Hacker News new | ask | show | jobs
by torstesu 5191 days ago
I completely agree, especially since Norway has large reserves of the stuff. One challenge though, is that uranium is also abundantly available and still much cheaper to mine than thorium. Another challenge is that it is not the fuel which drives the cost, as in conventional power plants; it is the capital cost concerned with building the reactors themselves. Therefore, a thorium-fueled reactor has to be considerably cheaper to build than a uranium-fueled reactor and it is easy to pose the question if this will ever be true. There has to be some serious subsidizing to incentivize commercial development, adaption and investment.
2 comments

1. Thorium is a natural by-product, in fact it is in the waste slurry, from rare earth mineral mining.

2. Tiny amounts are required relative to uranium for electricity production. We have already mined in the West more than we will need for a hundred years, if we had production Molten Salt Reactors today.

3. It is far more electrically efficient than uranium.

So, there is no comparison purely based on which is the better fuel for fission.

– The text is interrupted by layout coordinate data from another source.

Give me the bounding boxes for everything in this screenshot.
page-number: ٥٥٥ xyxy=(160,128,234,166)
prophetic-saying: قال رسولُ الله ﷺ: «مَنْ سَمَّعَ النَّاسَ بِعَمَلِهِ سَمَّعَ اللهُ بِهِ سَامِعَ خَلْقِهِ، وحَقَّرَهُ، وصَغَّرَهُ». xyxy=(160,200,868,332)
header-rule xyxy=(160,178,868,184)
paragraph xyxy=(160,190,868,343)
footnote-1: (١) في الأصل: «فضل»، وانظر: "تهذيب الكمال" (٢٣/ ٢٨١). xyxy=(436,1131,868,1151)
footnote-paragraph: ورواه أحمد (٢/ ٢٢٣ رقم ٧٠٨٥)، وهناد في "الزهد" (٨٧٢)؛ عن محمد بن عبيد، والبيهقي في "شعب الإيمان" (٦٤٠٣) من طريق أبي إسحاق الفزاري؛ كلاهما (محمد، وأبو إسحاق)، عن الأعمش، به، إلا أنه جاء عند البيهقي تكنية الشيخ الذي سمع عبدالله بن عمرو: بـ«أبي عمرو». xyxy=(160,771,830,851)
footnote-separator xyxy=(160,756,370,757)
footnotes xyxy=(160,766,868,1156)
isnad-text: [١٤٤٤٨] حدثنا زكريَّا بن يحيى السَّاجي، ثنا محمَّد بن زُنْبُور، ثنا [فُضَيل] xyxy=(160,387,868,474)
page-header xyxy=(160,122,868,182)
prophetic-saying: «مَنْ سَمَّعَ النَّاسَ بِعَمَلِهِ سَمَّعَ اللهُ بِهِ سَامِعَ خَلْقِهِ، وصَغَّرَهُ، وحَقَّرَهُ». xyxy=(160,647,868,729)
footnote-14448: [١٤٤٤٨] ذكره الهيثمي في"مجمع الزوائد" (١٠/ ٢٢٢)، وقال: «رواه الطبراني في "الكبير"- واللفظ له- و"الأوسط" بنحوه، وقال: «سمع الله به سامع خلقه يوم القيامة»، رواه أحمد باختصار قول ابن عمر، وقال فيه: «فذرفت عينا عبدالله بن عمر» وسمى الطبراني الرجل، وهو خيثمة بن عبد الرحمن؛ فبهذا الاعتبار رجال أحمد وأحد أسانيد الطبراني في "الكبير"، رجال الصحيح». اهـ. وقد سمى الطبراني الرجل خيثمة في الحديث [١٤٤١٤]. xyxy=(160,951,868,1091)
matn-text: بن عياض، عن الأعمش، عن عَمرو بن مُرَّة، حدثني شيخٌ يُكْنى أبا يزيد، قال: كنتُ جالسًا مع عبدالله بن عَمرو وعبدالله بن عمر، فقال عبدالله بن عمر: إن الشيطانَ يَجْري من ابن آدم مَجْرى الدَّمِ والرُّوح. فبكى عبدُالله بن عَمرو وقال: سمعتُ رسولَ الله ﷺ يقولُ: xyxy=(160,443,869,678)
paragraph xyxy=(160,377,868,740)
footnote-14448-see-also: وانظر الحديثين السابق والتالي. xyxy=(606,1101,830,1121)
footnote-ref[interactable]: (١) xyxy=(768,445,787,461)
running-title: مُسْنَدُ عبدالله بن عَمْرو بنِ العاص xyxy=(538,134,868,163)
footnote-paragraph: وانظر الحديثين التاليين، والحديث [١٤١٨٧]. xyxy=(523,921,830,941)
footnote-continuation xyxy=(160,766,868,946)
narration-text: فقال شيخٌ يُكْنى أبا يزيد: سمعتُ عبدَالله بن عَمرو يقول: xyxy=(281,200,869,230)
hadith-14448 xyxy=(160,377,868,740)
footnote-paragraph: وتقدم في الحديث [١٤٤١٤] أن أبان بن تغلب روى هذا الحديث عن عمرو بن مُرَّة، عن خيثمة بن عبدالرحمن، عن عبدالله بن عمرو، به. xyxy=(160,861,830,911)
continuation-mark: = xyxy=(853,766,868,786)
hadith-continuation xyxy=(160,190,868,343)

Thorium wins by multiple factors if not magnitude across many aspects, including fission waste prodcuts.

However, that said, the trust cost of fission is, as you mentioned, the upfront cost of the nuclear reactors. Since this quasi-government industry has seen little innovation in practice for 70+ years, conventional nuclear power plants have remained enormous capital sinks and risky endeavours.

There is now some serious research going into MSRs (including thorium) and other nuclear tech. But it is mainly being led by China, excluding sidetracking efforts like the Travelling Wave Reactors of Bill Gates et. al, who need as much energy as they can get.

People are scared of "Nuclear" - mention uranium and many people will panic.

There's the problem of allowing some countries to have a Uranium energy programme which gives them access to the beginnings of nuclear weapons technology.